Large Language Models (LLMs) & Metadata
- assigned: soloshelby, priscilla
- contact: bonfacem
- keywords: gnsoc, LLMs, metadata
Integrate an LLM Q&A system into gn.genenetwork.org
This development will be done in stages:
- [X] 1 - get API access to FahamuAI GeneNetwork Q&A system
- [X] 2 - create local python Flask sandbox
- [X] 3 - build placeholder UI
- [-] 3.5 - integrate FahamuAI API into placeholder
- [-] 4 - create UI for Q&A window that fits into current GN framework
- [ ] 5 - create CI/CD tests for new module
- [ ] 6 - integrate new functionality into GN1 & GN2
Add GN metadata
- [ ] export GN RDF triples
- [ ] convert data of triples into plain English sentences
- [ ] submit triples-based sentences to Q&A LLM
- [ ] submit RDF metadata to an Oracle to support Q&A system truthfulness
Set up system update protocol
These are all living systems that must be kept up-to-date.

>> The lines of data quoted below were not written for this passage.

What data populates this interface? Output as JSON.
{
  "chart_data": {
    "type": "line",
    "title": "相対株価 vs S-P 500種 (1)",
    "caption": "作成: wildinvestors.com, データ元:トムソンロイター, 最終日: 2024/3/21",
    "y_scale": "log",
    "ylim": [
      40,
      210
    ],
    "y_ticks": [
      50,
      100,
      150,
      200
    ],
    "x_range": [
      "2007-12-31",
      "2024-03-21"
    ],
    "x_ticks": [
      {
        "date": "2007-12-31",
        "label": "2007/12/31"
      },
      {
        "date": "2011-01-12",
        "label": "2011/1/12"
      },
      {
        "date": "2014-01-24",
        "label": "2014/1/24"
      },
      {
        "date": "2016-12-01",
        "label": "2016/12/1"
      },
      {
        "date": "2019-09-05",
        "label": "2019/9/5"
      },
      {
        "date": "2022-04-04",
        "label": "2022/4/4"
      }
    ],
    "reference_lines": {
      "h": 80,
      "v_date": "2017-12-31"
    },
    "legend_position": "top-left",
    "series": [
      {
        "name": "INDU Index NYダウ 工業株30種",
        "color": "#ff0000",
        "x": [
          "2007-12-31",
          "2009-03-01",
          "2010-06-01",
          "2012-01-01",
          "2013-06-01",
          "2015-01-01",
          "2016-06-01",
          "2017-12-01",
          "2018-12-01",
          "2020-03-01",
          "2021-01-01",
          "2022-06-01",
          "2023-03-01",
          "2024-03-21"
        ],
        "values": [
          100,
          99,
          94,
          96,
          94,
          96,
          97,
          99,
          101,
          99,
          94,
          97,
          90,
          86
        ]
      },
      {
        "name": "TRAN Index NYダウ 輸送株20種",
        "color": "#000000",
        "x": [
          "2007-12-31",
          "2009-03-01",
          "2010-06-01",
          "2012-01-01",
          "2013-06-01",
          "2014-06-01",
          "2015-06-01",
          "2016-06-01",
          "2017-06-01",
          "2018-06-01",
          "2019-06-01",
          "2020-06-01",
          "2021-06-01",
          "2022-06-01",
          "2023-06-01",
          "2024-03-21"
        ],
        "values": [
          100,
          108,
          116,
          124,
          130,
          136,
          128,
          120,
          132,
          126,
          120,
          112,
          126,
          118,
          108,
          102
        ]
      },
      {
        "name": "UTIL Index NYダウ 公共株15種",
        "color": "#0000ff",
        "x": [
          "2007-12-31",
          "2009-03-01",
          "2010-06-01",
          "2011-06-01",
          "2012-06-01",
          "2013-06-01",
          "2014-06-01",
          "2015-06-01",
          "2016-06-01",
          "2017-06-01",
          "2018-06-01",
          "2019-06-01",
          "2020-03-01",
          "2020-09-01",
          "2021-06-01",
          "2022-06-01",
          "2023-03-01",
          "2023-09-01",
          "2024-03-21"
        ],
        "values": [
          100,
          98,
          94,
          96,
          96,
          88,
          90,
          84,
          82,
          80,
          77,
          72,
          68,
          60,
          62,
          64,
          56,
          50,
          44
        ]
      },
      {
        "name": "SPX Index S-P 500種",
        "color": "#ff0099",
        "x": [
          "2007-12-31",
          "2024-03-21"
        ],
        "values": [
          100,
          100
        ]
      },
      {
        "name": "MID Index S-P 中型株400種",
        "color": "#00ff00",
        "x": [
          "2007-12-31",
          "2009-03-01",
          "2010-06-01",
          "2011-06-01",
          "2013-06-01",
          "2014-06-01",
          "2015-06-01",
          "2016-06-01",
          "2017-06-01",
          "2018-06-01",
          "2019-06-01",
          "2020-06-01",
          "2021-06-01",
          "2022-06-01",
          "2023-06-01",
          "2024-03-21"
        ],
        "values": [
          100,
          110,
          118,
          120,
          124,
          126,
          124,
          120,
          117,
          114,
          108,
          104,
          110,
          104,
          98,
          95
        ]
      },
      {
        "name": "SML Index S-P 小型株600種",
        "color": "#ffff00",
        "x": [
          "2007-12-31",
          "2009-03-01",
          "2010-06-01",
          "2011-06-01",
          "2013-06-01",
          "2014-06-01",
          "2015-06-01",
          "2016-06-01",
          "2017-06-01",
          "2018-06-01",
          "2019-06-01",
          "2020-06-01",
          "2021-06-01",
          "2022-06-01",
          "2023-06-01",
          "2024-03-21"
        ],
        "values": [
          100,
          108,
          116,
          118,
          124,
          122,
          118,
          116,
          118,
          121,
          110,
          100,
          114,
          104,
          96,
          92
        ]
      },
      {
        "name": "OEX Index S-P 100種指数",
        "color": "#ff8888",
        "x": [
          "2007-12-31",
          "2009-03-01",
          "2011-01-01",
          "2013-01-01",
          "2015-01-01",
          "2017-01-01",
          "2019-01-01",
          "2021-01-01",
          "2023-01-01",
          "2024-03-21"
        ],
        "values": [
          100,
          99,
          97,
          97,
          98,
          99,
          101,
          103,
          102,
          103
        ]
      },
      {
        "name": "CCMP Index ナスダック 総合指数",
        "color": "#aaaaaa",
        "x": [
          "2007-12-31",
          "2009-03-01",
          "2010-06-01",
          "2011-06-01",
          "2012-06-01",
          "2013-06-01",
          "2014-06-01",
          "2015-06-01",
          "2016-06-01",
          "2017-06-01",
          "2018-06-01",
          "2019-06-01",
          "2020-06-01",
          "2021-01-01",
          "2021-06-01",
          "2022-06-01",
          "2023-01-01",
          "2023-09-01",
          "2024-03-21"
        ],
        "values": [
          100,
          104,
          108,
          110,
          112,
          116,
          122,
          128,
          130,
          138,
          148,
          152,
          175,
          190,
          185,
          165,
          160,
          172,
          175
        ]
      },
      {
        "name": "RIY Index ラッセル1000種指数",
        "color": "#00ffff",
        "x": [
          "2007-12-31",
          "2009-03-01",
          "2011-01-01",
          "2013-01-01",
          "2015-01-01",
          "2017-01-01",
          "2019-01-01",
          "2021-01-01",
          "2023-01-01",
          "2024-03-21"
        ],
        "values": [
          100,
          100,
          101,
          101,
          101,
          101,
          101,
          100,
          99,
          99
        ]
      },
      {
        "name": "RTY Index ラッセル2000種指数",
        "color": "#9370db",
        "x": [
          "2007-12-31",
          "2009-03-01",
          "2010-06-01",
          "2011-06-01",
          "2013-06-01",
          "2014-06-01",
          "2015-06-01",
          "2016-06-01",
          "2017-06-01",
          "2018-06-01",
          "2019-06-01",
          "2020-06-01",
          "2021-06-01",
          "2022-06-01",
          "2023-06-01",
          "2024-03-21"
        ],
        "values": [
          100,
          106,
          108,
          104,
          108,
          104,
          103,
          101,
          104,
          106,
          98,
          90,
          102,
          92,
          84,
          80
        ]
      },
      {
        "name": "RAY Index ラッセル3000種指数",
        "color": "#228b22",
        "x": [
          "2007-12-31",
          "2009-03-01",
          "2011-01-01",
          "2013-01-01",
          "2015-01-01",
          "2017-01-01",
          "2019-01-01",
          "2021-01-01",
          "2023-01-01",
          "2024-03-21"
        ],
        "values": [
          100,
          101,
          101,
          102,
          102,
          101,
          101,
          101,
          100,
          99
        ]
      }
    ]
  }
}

GN is consistently being used for research and we are improving its design and functionality to make this statement perpetually true.
In order to keep the Q&A system up-to-date we must:
- [ ] create protocol to get new publications
- [ ] query web for new publications utilizing GN
- [ ] pull links to the newly found documents
- [ ] acquire the documents
- [ ] process documents for LLM
The National Library of Medicine's PubMed is a National Institute of Health system that is one of the most widely used resources for researchers found
PubMed is consistently updated by the NIH, so we must build a script to:
- [ ] poll its API on a regular basis
- [ ] download new citations,
- [ ] parse citations and metadata for input into LLM
- [ ] upload new data into LLM
By ensuring up-to-date information about the main information sources for the GeneNetwork Q&A system, the system grows with the knowledgebase.
Add functionality that allows someone to submit documentation to the system, which is added after being reviewed by a specialist.